Directed by Eric Rohmer. Starring Jean-Claude Brialy, Aurora Cornu & Beatrice Romand.

Sometimes, you’ve just gotta watch something weird, and this is one of my personal favourites when it comes to weird films.

Claire’s Knee is a beautiful French romance that follows diplomat Jerome Montcharvin (Jean-Claude Brialy) who accidentally meets up with Claire (Laurence de Monaghan) and falls in love… with her knee. Upon seeing her knee, Jerome is immediately overcome by a temptation to touch it, and the film unfolds through a series of lost opportunities to make the move and put a hand on her knee.

Now, I find romances cheesy sometimes, they’re often predictable and forgettable. However, I need to be honest with you. I cried. And I laughed. About a knee. I know, I feel stupid too.

Nonetheless, this film is truly touching (if you’ll excuse the pun) and was described by critic Vincent Canby as “something close to a perfect film.” I won’t argue with that. This is simultaneously one of the strangest and best films I have ever seen. Treat yourself if you can find it. It’s a masterpiece.

 

#1 – M*A*S*H

Directed by Robert Altman. Starring Donald Sutherland, Elliott Gould & Tom Skerritt.

To be honest, if you were alive in 1970, you saw this one coming.

The iconic film of the M*A*S*H franchise is a must-see movie that should be on everyone’s bucket list. It’s a classic comedy set in the Korean War with the subtext of the ongoing Vietnam War, and rarely does comedy get this good.

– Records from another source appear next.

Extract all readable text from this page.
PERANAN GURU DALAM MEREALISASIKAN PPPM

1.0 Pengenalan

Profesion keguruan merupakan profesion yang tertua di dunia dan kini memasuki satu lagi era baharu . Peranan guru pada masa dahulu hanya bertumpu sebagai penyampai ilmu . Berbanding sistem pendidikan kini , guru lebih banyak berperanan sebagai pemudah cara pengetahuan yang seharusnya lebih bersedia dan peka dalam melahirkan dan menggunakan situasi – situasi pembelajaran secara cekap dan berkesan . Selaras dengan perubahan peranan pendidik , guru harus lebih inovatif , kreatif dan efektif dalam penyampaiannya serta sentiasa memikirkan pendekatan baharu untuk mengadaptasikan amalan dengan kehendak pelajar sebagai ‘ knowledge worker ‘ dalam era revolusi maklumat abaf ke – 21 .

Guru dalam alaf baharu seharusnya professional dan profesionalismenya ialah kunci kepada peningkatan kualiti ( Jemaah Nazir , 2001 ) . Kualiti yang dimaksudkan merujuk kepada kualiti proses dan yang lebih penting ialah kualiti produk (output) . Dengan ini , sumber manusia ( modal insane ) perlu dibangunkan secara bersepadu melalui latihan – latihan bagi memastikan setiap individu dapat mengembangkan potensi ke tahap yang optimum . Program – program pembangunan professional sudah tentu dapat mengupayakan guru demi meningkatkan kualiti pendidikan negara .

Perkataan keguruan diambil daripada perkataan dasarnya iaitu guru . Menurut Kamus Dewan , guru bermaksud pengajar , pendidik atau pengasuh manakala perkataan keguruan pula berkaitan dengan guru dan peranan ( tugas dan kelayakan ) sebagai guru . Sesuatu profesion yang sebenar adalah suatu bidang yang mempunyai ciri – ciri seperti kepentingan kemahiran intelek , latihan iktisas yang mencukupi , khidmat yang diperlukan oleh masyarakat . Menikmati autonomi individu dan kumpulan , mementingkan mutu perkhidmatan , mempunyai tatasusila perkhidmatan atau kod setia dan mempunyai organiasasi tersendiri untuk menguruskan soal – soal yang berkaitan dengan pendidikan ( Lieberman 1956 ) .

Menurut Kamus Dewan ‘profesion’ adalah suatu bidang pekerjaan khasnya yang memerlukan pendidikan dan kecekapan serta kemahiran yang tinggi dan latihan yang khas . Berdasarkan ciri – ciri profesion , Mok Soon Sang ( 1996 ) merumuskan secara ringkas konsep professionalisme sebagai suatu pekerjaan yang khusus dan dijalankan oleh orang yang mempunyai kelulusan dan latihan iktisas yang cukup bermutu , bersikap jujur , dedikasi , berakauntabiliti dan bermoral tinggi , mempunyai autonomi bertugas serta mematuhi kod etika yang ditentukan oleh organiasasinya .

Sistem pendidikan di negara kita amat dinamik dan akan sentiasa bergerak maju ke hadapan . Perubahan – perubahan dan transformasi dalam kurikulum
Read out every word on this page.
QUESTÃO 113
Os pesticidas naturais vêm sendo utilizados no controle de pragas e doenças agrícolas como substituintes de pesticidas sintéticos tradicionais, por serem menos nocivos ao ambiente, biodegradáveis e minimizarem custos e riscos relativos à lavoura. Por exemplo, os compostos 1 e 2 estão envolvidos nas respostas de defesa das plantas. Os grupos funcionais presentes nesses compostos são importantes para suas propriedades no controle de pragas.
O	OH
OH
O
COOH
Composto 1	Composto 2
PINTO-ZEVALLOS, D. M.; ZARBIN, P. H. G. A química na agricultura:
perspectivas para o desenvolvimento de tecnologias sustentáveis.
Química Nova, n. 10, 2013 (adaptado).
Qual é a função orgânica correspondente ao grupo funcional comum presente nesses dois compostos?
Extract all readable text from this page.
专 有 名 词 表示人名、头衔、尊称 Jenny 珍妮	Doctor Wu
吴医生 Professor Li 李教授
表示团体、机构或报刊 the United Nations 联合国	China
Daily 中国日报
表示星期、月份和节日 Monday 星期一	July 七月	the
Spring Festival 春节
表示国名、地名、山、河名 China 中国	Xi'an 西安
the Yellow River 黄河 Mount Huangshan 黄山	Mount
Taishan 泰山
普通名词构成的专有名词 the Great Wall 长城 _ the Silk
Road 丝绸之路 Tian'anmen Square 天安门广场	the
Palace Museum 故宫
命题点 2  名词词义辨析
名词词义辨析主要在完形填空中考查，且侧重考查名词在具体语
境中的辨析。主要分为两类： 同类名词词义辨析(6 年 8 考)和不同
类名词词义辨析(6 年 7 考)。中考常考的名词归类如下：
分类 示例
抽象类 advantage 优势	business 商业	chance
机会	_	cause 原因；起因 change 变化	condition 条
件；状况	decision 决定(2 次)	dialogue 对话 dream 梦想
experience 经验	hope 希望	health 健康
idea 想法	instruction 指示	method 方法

Following a unit of medical personnel in Korea, this box-office hit features an awesome soundtrack, gut-busting humour and landmark moments in film history that I’m sure anyone around in the early 70s will remember fondly. Among the ranks of Monty Python, Blackadder and Fawlty Towers, this is a comedy that awakens the sadist in all of us.

It’s the perfect cacophony of American culture and a beautiful satire on the Vietnam War, and if you haven’t seen it, I have a good mind to baptise you… in dirty water!